The local organiser of the campaign is Paul Allen, a public relations man from Dublin.

He says Carlingford can expect a big visitor spin-off if Joe Biden becomes president.

“We saw for one moment when he came to Carlingford the impact thereafter from 2016,” said Mr Allen. 

“The amount of people that were coming from America and around fascinated to learn of this magnificent jewel. 

“It’s a remarkable place, and it’s a great opportunity for the people of Carlingford to exploit the moment.”

Genealogist Megan Smolenyak says “he’s about as Irish-American as you can get. He’s about five eighths Irish.”

She got to know Joe Biden when she wrote a piece about his Irish roots.

“He just called me out of the blue one day when he was vice president,” she says.

“And then he started to invite me each St Patrick’s Day when he has an event. 

“And so I’ve gone to perhaps six or seven of those events and there’s a lot of big name politicians, but there’s also average Joes like myself. 

“And that right there gives you a little taste for Joe, he treats everybody the same. It doesn’t matter what your station is in life.
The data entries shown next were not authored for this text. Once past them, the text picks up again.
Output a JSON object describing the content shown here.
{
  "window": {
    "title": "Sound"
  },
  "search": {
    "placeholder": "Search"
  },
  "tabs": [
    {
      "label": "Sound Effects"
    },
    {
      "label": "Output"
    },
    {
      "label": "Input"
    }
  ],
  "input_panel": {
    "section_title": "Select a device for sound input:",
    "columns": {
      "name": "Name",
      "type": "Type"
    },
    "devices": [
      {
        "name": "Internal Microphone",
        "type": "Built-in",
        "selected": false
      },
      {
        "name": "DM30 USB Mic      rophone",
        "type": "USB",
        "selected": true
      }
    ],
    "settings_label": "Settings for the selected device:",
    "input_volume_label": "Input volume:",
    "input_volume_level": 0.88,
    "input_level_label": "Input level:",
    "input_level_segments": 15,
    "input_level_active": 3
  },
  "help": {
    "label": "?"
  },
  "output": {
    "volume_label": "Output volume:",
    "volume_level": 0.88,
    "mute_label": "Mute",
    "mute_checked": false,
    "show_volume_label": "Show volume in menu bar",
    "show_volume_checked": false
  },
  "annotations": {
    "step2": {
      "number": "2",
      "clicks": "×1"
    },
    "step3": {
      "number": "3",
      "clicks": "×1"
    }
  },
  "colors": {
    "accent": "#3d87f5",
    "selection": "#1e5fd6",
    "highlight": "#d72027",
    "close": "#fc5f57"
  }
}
He really is the caring person that you see when you watch television.” 

Caroline Feeney, a former intern for Hillary Clinton, says a Biden presidency would maintain US interest in Northern Ireland.

She told the BBC NI’s The View: “I’m hearing from his close advisers on the campaign trail that he has said that he wants to visit Ireland within the early stages of his presidency and that would be both north and south. 

“So, while he may have strong links to Mayo and Carlingford, particularly with his family ties there, he is aware of how strong a message it would be to come to Northern Ireland also.”

Mr Biden recently fired a warning shot across Downing Street’s bows over Brexit by warning that any undermining of the Good Friday Agreement would jeopardise a future trade deal with the US.

Shane Greer, a Washington-based political consultant originally from Northern Ireland, says Mr Biden would feel passionately about the issue.

“A lot of folks who aren’t that familiar with American politics immediately jumped to the assumption that this is about the Irish-American vote in the United States, and maybe in a fractional way it is,” he says.

“But not significantly so. 

“This is much more fundamentally about an American perspective on the Good Friday Agreement and American political leaders – both Republican and Democrat – feel a weight of responsibility there because its a key foreign affairs achievement for America over the last few decades, so Biden absolutely would have been involved in that.”

Three DUP MPs – Ian Paisley, Sammy Wilson and Paul Girvan – were recently photographed with a Trump flag at Westminster. 

‘There are issues’

But not all DUP politicians are Trump supporters. 

Assembly member Christopher Stalford says “there are issues” around his temperament though he says “Joe Biden is not without his faults either”.

Six years ago, on St Patrick’s Day, Mr Biden angered unionists with a throwaway remark “If you’re Orange you’re not welcome here.”

But Christopher Stalford is forgiving: “I’m not going to throw someone under a bus for what I suspect was probably just an off the cuff joke. 

“I think one of the things that’s gone wrong in politics over the course of the last five or six years is that I think a lot of people have lost their sense of humour. 

“I don’t really think that he was saying that people like me – I’m an Orangeman and come from that tradition – I don’t really think he was saying that we’re not welcome.”